Recientemente se ha publicado el informe Innovation for Access, basado en la encuesta The AI Quagmire de la American Foundation for the Blind (AFB). En AliBlueBox siempre celebramos cómo la inteligencia artificial impulsa nuestra autonomía, pero hoy toca poner la lupa en la letra pequeña. Si nos centramos exclusivamente en las personas ciegas o con baja visión, el estudio revela problemas críticos y riesgos que no podemos pasar por alto.

El peligro de los errores y la "fe ciega"

Profundizando en los datos de la investigación original, el 21 % de los usuarios ciegos o con baja visión reportó que los errores de la IA les habían causado algún perjuicio, frente a solo el 9 % de los usuarios sin discapacidad. El motivo principal es evidente: la incapacidad para confirmar visualmente la precisión de la imagen o del entorno que la herramienta nos está describiendo. Mientras que una persona vidente puede detectar rápidamente una alucinación del sistema, nosotros dependemos de que la respuesta sea exacta.

Consecuencias legales y médicas

Estos fallos no son simples anécdotas, sino que abarcan desde perjuicios legales hasta verdaderos peligros médicos. El estudio documenta casos muy preocupantes:

  • Un usuario utilizó una IA para leer formularios de impuestos inaccesibles y recibió información tan incorrecta que habría cometido graves errores fiscales de no haberlo consultado con un humano.
  • Otro participante usó la IA para leer la etiqueta de su medicación tópica y el sistema le indicó erróneamente que "masticara 4 tabletas 2 veces al día".

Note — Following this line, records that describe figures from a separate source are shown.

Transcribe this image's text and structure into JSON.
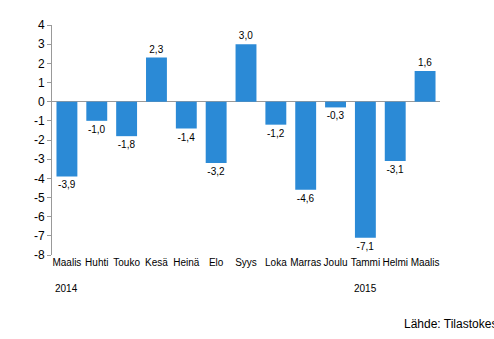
{
  "chart_data": {
    "type": "bar",
    "categories": [
      "Maalis",
      "Huhti",
      "Touko",
      "Kesä",
      "Heinä",
      "Elo",
      "Syys",
      "Loka",
      "Marras",
      "Joulu",
      "Tammi",
      "Helmi",
      "Maalis"
    ],
    "values": [
      -3.9,
      -1.0,
      -1.8,
      2.3,
      -1.4,
      -3.2,
      3.0,
      -1.2,
      -4.6,
      -0.3,
      -7.1,
      -3.1,
      1.6
    ],
    "value_labels": [
      "-3,9",
      "-1,0",
      "-1,8",
      "2,3",
      "-1,4",
      "-3,2",
      "3,0",
      "-1,2",
      "-4,6",
      "-0,3",
      "-7,1",
      "-3,1",
      "1,6"
    ],
    "data_labels": true,
    "color": "#2b8ad6",
    "ylim": [
      -8,
      4
    ],
    "yticks": [
      -8,
      -7,
      -6,
      -5,
      -4,
      -3,
      -2,
      -1,
      0,
      1,
      2,
      3,
      4
    ],
    "grid": false,
    "annotations": [
      {
        "text": "2014",
        "x": 0
      },
      {
        "text": "2015",
        "x": 10
      }
    ],
    "source": "Lähde: Tilastokeskus"
  }
}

Accesibilidad en la captura y la amenaza a la privacidad

Además de la precisión de las descripciones generadas por la IA, el informe subraya otras dos grandes barreras para nuestro colectivo:

  • Falta de guiado no visual: Muchas aplicaciones no ofrecen asistencia para encuadrar bien la foto o manejar la interfaz. Los usuarios demandan indicaciones eficaces del tipo "mueve la cámara hacia la izquierda o hacia la derecha" o que la linterna del teléfono se encienda de manera automática si hay poca luz, ya que de lo contrario, la IA analizará una imagen deficiente.
  • El dilema de la privacidad: A menudo nos vemos obligados a elegir entre la eficiencia de la herramienta y proteger nuestra intimidad. Los encuestados mostraron que la privacidad de sus datos es tan o más importante que la independencia obtenida. Por ello, se recomienda ofrecer opciones claras para procesar la información en el propio dispositivo y excluir siempre los datos sensibles del entrenamiento de la IA.

Conclusión de AliBlueBox

La inteligencia artificial es una revolución para nuestro día a día, pero los desarrolladores deben escuchar activamente nuestras necesidades de interfaz y seguridad de datos. Para una persona ciega, un error de lectura no es un simple fallo técnico: puede suponer un riesgo real para su salud o su economía.

¿Te ha dado alguna vez una IA información peligrosa o totalmente inventada al leer un documento importante? Cuéntanos tu experiencia en los comentarios.

Bibliografía

  • Hanuschock, W. E. & Silverman, A. M. (2026). Innovation for Access: AI and Its Use as Assistive Technology for People with Disabilities. American Foundation for the Blind.